NTO was also readily reduced to its corresponding heterocyclic amine, 3-amino-1,2,4 triazol- 5-one (ATO) under anaerobic conditions in soil via a microbially catalyzed reaction requiring an electron donor. Under aerobic conditions in aqueous soil suspensions, NTO was not biotransformed, whereas under anaerobic conditions, ATO was not degraded further. Full biodegradation could be achieved by properly sequencing redox reactions. NTO must first be reduced to ATO to subsequently be able to mineralize it under aerobic conditions. NTO degradation was achieved in a continuously fed aerobic biotrickle reactor. The reduction of NTO in an aerobic bulk environment of the reactor was plausible due to the presence of putative anaerobic microniches in the reactor’s biofilm. ATO was fully biodegraded as the sole C and N source by a sustainable enrichment culture (EC) developed from soil inoculum. The EC mineralizes C in ATO completely to CO2 and the N in ATO by approximately 50% to NH3 and the other 50% to N2. The EC requires O2, indicating at least one O2- dependent step. Clone library studies indicated a possible role of Hydrogenophaga previously implicated in oxidative 4- aminobenzenesulfonate degradation and Hyphomicrobium, known for C1 metabolism.

IMC adsorption studies were carried out with the clay, montmorillonite and the iron oxides, goethite and ferrihydrite. DNAN and its daughter product, MENA were adsorbed strongly by the layer silicate clay; whereas NTO and to a lesser extent ATO was adsorbed by the iron oxides. K+ enhanced DNAN adsorption to the clay due to its lower hydration shell compared to other major cations, enhancing the innersphere complexes.

Common occurring soil minerals can cause transformation reactions. Birnessite (MnO2) and ferrihydrite. During reductive (bio)transformation of DNAN and NTO, the progressive replacement of electron withdrawing nitro-groups by amino groups, increases the oxidative susceptibility of the IMC molecules and they were rapidly oxidized by birnessite. In contrast, the parent compounds, DNAN and ATO were completely resistant to oxidation. ATO was extensively oxidized to safe end products consisting of CO2, NH3 and urea during the reaction with birnessite. Lastly, the mixed valent iron containing mineral, green rust, reduced DNAN in the time scale of a few days and NTO in the time scale of minutes to the corresponding amine daughter products.

The most important benefit of the project is the recognition that IMCs can be converted by a sequence of reduction and oxidation (or substitution) reactions to environmentally safe end points.

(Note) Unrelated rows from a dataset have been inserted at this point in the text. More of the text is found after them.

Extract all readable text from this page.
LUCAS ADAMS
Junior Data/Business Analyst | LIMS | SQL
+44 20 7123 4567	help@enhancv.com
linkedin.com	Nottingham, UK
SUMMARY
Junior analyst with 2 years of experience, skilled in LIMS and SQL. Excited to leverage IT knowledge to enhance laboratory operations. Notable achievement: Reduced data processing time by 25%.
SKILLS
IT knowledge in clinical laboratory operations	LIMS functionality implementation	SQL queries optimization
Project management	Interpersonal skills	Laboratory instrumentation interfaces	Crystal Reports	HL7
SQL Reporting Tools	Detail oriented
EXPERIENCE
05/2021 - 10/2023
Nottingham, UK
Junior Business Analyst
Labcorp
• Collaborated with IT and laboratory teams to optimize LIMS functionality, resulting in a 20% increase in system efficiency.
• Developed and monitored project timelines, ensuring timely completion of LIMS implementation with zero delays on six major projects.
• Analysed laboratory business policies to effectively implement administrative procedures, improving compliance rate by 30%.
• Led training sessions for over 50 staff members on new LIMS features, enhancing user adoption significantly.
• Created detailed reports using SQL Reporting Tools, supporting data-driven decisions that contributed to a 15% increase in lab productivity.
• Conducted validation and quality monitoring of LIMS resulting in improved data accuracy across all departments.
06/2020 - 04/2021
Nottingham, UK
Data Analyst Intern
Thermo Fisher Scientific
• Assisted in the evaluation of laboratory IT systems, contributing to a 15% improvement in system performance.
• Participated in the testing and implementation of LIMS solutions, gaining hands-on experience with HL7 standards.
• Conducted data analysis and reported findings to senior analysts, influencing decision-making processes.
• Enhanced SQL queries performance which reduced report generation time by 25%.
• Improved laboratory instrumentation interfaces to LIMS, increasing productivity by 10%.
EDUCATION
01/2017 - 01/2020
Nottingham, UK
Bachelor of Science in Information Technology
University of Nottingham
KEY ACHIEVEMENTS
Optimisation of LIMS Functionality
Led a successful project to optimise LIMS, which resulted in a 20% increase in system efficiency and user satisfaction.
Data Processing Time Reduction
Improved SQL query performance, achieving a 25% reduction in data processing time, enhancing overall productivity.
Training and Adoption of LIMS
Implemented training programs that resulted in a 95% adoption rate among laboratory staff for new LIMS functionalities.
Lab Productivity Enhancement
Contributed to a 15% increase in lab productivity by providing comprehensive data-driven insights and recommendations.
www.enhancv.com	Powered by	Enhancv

The sequence is required since our study shows that primary daughter products are still quite toxic and yet significantly more prone to oxidation. The sequence enables extensive degradation of NTO by forming ATO which in turn is extensively mineralized by aerobic bacteria or birnessite to CO2, NH3, N2 and urea. The sequence also enables extensive incorporation of DNAN into NOM by first reducing it to aromatic amines that later undergo nucleophilic substitution reactions with quinone moieties in NOM creating irreversible covalent bonds. The mass ratio of OC to DNAN was identified as a parameter predicting humus-bound residue formation, with the implication of NOM addition enhancing the remediation of amines.

Other benefits include the discovery that iron oxides in soil can significantly adsorb NTO. Adsorption of DNAN in clay soils can be greatly increased by adding K+ to soil. The project also demonstrates the importance of both soil minerals and bacteria in the transformation of IMCs. And lastly, an enrichment culture was developed that reliably mineralizes ATO as sole C and N-source to benign products, CO2, NH3 and N2, with potential for bioaugmentation applications.